Churches, sex and marriage
Why then are so many Western churches, including the Church of England, worried about sex and marriage? Is this a sign that they are obsessed in an unhealthy way?
We should note three things.
First, the initiative here comes from our culture, and not from the Churches themselves. We live in a highly sexualized culture, and Western cultures currently wear this as a badge of honor, claiming that we are uniquely liberated and enlightened compared to other, more traditional cultures. We are particularly offended when sections of society, such as Christian churches, dispute this assertion. And I have yet to hear anyone, either inside or outside the churches, calling for a formal affirmation of the other sins on Paul’s list of ten!
Second, in this type of context, what has always been a distinct Christian (and Jewish) sexual ethic comes under particular scrutiny.. The late EP Sanders, a leading (liberal) New Testament scholar, writes: “Homosexual activity was a subject on which there was serious conflict between Greco-Roman and Jewish views. Christianity, which accepted many aspects of Greco-Roman culture, in this case accepted the Jewish view so completely that the way most people in the Roman Empire viewed homosexuality was erased, although ‘it has now been reclaimed by ancient historians…Jews of the Diaspora had made sexual immorality and particularly homosexual activity a major distinction between themselves and the Gentiles, and Paul repeated the lists of Jewish vices from the diaspora.

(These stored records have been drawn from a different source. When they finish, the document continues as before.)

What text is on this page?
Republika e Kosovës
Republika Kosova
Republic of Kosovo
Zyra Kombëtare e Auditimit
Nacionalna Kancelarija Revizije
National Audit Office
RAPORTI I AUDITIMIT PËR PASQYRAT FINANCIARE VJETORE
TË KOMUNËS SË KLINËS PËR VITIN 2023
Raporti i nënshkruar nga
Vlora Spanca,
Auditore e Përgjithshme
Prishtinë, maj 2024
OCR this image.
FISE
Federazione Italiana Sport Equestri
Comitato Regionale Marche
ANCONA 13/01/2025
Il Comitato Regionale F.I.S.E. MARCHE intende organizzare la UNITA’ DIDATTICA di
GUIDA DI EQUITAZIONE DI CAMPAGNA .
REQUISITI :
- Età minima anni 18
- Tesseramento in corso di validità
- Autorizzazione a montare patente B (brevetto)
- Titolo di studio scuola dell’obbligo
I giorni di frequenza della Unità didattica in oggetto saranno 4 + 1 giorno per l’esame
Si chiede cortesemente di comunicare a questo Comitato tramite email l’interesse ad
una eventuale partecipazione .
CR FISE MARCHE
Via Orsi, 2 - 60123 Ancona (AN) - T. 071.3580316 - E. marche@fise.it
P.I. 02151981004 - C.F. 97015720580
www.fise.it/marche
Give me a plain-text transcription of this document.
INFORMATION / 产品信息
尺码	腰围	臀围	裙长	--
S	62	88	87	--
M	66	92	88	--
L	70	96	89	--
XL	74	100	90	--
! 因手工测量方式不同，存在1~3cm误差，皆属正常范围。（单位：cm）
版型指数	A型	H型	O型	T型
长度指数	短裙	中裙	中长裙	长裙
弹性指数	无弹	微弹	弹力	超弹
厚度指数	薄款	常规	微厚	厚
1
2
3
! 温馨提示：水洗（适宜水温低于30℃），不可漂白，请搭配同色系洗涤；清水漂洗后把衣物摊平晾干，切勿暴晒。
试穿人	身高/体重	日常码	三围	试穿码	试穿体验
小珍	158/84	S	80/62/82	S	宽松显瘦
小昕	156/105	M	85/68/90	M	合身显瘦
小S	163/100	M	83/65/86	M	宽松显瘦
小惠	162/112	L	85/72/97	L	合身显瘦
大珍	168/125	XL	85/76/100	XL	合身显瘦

The distinctive sexual ethic that marriage is a permanent union between a man and a woman is as great a challenge to our culture as it was in the first century.
Third, although some claim that this is a secondary issue and not a “creed”, this is not actually the case. This distinctive ethic of sex and marriage arises from the belief in God as creator, who created humanity in his image, male and female – this is precisely Paul’s argument in Romans 1. According to Paul, the Rejection of this ethic is a rejection of God’s creative intention, which is in turn a rejection of God as creator.
This explains why, as Darrin Syder Belousek points out: “The creational covenant model of marriage…is a consensus doctrine of the Catholic Church. Until the present generation, all Christians throughout the world have believed, and every branch of the Christian tradition has taught, that marriage is a monogamy of man and woman… Marriage, the whole Church has always confessed, n It is not only a monogamous union but also a man-woman union. union.’
The Reformers agreed with the Roman Catholic Church on the content of beliefs. But they believed that the Church of their day had taken a decisive step away from the authority of Scripture and the teaching of Jesus – enough to break with them in order to be faithful to the apostolic heritage of the Early church. Many think it is the same today.